I have a really big family, three brothers and four sisters. We try not to argue, but in our circumstances it’s hard. I’m the second eldest, my brother Damien, or Damo as we call him, usually looks after us when he is not at work. If he is then it’s my job. Emmett and Jacob are twins, they literally epitomise the whole terrible twosome idea. Being the youngest of us all they get away with murder, when mum is in charge that is. But they are really cute when they want to be, they are nearing eight now. Jenny, Lucy, Rachel and Samantha are my four sisters. Jenny is 12 the youngest of my sisters there is a year between us all, Lucy is 13, Rachel is 14 and Samantha is 15 and I am 16. 

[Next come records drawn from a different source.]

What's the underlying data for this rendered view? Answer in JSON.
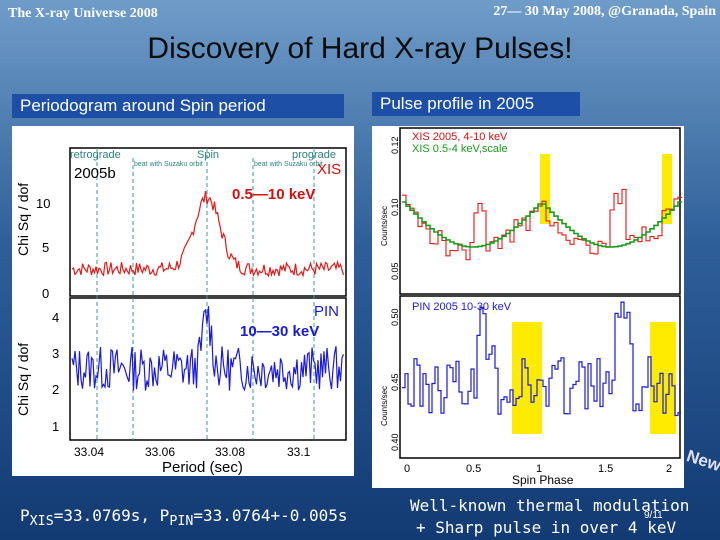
{
  "header": {
    "left": "The X-ray Universe 2008",
    "right": "27— 30 May 2008, @Granada, Spain"
  },
  "slide_title": "Discovery of Hard X-ray Pulses!",
  "left_panel": {
    "label": "Periodogram around Spin period",
    "top": {
      "ylabel": "Chi Sq / dof",
      "tag": "2005b",
      "instrument": "XIS",
      "energy": "0.5—10 keV",
      "yticks": [
        "0",
        "5",
        "10"
      ],
      "markers": {
        "retrograde": "retrograde",
        "spin": "Spin",
        "prograde": "prograde",
        "beat_left": "beat with Suzaku orbit",
        "beat_right": "beat with Suzaku orbit"
      }
    },
    "bottom": {
      "ylabel": "Chi Sq / dof",
      "instrument": "PIN",
      "energy": "10—30 keV",
      "yticks": [
        "1",
        "2",
        "3",
        "4"
      ],
      "xlabel": "Period (sec)",
      "xticks": [
        "33.04",
        "33.06",
        "33.08",
        "33.1"
      ]
    },
    "caption_html": "P<sub>XIS</sub>=33.0769s,  P<sub>PIN</sub>=33.0764+-0.005s"
  },
  "right_panel": {
    "label": "Pulse profile in 2005",
    "top": {
      "legend1": "XIS 2005, 4-10 keV",
      "legend2": "XIS 0.5-4 keV,scale",
      "ylabel": "Counts/sec",
      "yticks": [
        "0.05",
        "0.10",
        "0.12"
      ]
    },
    "bottom": {
      "legend": "PIN 2005 10-30 keV",
      "ylabel": "Counts/sec",
      "yticks": [
        "0.40",
        "0.45",
        "0.50"
      ],
      "xlabel": "Spin Phase",
      "xticks": [
        "0",
        "0.5",
        "1",
        "1.5",
        "2"
      ]
    },
    "new_badge": "New!",
    "caption_line1": "Well-known thermal modulation",
    "caption_line2": "+ Sharp pulse in over 4 keV",
    "page_number": "9/11"
  },
  "colors": {
    "xis_curve": "#e21a1a",
    "pin_curve": "#1a1ad8",
    "highlight": "#ffeb00",
    "green_curve": "#1a9a1a"
  }
}
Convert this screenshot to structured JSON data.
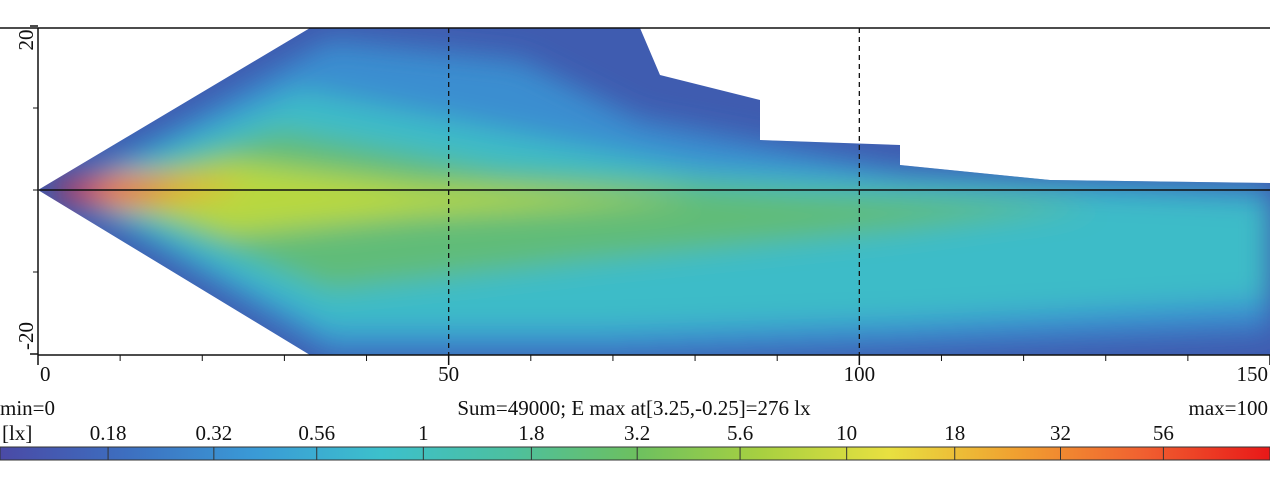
{
  "chart_data": {
    "type": "heatmap",
    "xlim": [
      0,
      150
    ],
    "xticks": [
      0,
      50,
      100,
      150
    ],
    "ylim": [
      -20,
      20
    ],
    "yticks": [
      -20,
      20
    ],
    "grid": true,
    "annotations": {
      "min": "min=0",
      "summary": "Sum=49000; E max at[3.25,-0.25]=276 lx",
      "max": "max=100"
    },
    "colorbar": {
      "label": "[lx]",
      "scale": "log",
      "lim": [
        0.1,
        100
      ],
      "ticks": [
        0.18,
        0.32,
        0.56,
        1,
        1.8,
        3.2,
        5.6,
        10,
        18,
        32,
        56
      ],
      "colors": [
        "#4a4aa6",
        "#3d6fc0",
        "#3a9ad6",
        "#3cc0cc",
        "#4cc0a0",
        "#6cc060",
        "#a8d040",
        "#e8e040",
        "#f0a030",
        "#f06030",
        "#e81818"
      ]
    }
  }
}
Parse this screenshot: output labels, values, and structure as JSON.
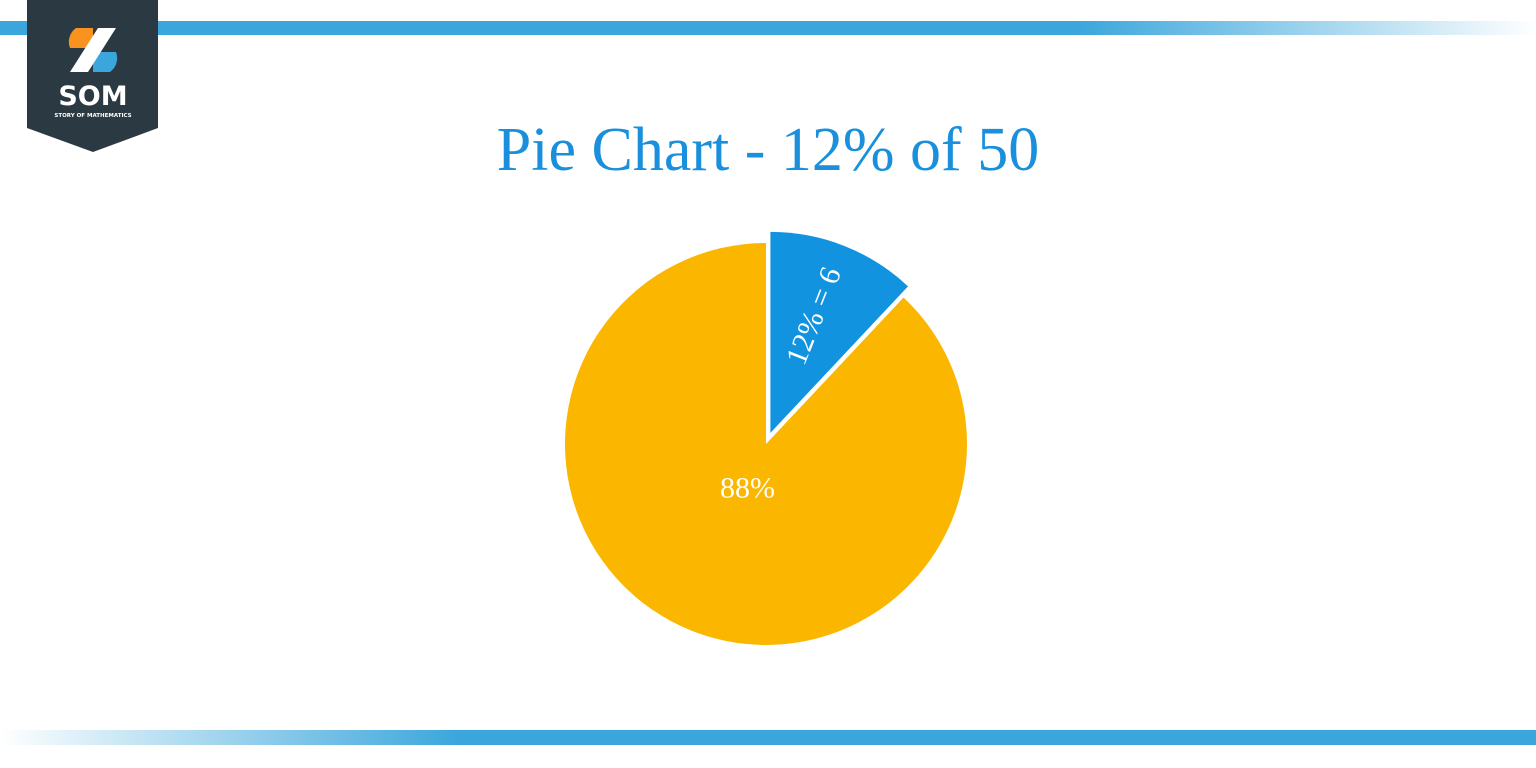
{
  "logo": {
    "text": "SOM",
    "subtitle": "STORY OF MATHEMATICS"
  },
  "chart_data": {
    "type": "pie",
    "title": "Pie Chart - 12% of 50",
    "categories": [
      null,
      null
    ],
    "values": [
      12,
      88
    ],
    "value_labels": [
      "12% = 6",
      "88%"
    ],
    "colors": [
      "#1193e0",
      "#fbb700"
    ]
  }
}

We all work together to keep the house running. I juggle school and work as does Sam, Damo works full time as a bartender. The younger kids clean the house and when Sam or I get home we cook. Our mum can’t work you see, she is ill, terminally ill. She has cancer, but she refuses to go through chemo, she says ‘If it is the gods will that I should die, then so be it.’ There are only a few days left now, possibly two weeks at the most. But she is not looking good; I suppose it won’t be too long now. Hopefully, she can hold on until Damo is at least 19, then we won’t all be put into care and split up. Well, we will have a bigger chance of it not happening, anyway.

It’s not what mum wants, social services have already come round a number of times, but mum insists that her dying wish is to have all her children together in their house. Reluctantly they oblige, but persist to persuade her into letting them take us. But there is no danger or neglect here so they really have no grounds. Luckily for us we get to stick together.

School is my sanctuary, the one place I can occupy my mind for a while, unfortunately it’s not long enough. Coincidentally I also get a few hours away on the weekends for work, again it’s really not enough, but I get more time away than the little ones get, so I accept it with open arms. I try not to think about mum that much; it just distresses me.

Although I allow myself an hour before I go to sleep to get all emotional and such. Just as long as it is quiet enough that Jenny, Lucy and Rachel can’t hear me next door and it does not affect Sam, who is just across the room. We all cope, just.

Damo, Sam and I bring in enough money to run the house, along with the benefits mum gets; it allows us to live comfortably, well within reason. Basically the bills are paid, there is enough food for us to eat whenever we are hungry and we can have little luxuries now and then too. It’s adequate, for us anyway.

We all know mum cannot recover, but we still pray she gets better, we have hope, and there is nothing else we can have. We just hope god wants to spare her and us, from her pain and us from our grieving.

But then it all happened too soon, just as I put my siblings to bed, said goodnight to everybody and went to kiss my mother on the forehead she looked at me, and that look said a million words, held a million memories. And then I knew.

I knew she had had enough of fighting she had accepted her fate. I was not ready to say goodbye or to admit this was the end, but I had no choice. Just like she had told me when she was diagnosed, ‘Life is part of death, and you can’t have one without the other.’ And it was true. I got into bed beside her hugged her and cried, I cried all night. I could not stop not even when Sam came in to say goodnight, she too got ‘the look’ she simply kissed mum on the forehead and got in on the other side of the bed. We never actually said the words Sam or I but everyone understood just the same. And that was the day, the day my whole entire world as I knew it fell apart.